W ostatnim czasie przekonałem się jednak jak bardzo się myliłem.

Nie miałem na myśli jedynie bruneta, którego nie do końca uważałem za złą osobę. A przynajmniej nie chciałem tak o nim sądzić, próbując łudzić się, iż musiał pogubić się we własnych uczuciach gdy się mną bawił.
Mowa tutaj o stalkerze, który podrzucał mi liściki z groźbami i szantażem. Zapomniałem wcześniej wspomnieć o tym, że po spaleniu motoru mulata dostałem od niego kolejny liścik, w którym ten pochwalił mnie za dobrą robotę, dodając, że to jeszcze nie koniec. Byłem „uradowany" tą wieścią, która jeszcze bardziej poprawiła mój i tak już cudowny humor.

Mimo wszystko dni bardzo szybko mi mijały, a dzisiaj był już piątek. Nie miałem na niego żadnych konkretnych planów, nie będąc z nikim umówionym i niespecjalnie mając ochotę na jakiekolwiek wyjścia. Siedziałem właśnie na kanapie w salonie, grając na telefonie w Angry Birds.
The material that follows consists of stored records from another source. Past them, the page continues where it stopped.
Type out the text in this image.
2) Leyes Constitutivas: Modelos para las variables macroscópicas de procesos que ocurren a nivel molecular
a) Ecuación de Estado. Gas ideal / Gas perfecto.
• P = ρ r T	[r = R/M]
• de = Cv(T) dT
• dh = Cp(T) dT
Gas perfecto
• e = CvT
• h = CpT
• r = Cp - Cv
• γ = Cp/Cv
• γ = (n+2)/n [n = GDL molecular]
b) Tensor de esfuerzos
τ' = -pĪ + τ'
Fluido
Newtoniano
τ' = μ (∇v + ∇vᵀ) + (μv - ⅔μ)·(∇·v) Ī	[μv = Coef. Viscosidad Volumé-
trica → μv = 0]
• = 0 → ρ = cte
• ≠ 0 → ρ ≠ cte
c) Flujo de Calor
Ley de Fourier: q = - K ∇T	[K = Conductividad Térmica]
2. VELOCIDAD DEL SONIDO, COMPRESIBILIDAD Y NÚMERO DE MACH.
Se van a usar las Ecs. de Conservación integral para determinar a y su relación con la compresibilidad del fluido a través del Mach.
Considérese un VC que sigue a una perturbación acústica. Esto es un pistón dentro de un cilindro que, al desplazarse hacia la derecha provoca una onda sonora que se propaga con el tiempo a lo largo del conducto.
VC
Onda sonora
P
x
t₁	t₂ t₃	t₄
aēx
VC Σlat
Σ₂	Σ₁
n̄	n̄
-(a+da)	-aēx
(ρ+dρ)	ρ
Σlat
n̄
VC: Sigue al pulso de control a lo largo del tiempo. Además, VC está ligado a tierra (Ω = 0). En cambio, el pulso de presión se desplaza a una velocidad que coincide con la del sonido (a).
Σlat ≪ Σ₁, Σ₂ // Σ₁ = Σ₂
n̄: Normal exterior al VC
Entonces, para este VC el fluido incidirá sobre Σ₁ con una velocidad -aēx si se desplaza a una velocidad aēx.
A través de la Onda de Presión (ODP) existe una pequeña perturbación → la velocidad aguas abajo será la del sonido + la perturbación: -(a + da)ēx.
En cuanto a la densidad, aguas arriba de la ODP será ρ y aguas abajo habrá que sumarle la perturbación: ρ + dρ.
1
Szczerze powiedziawszy, nie miałem siły na to by zrobić ze swoim życiem coś produktywnego. Ostatnio coraz częściej dopadał mnie stan bezczynności i całkiem odpowiadało mi „nic nie robienie", szczególnie ze względu na moje złe samopoczucie.

Dlatego też byłem bardzo zawiedziony, słysząc rozbrzmiewający w moim domu dzwonek do drzwi. Zmarszczyłem czoło, podnosząc się niechętnie z kanapy i powolnym krokiem skierowałem się do wejścia. Przekręciłem zamek, a moim oczom ukazał się Zayn. Przełknąłem gulę w gardle, mając przed oczami jego płonący motor. Jednocześnie uśmiechnąłem się do niego na powitanie, nie chcąc wystraszyć go moją spłoszoną miną.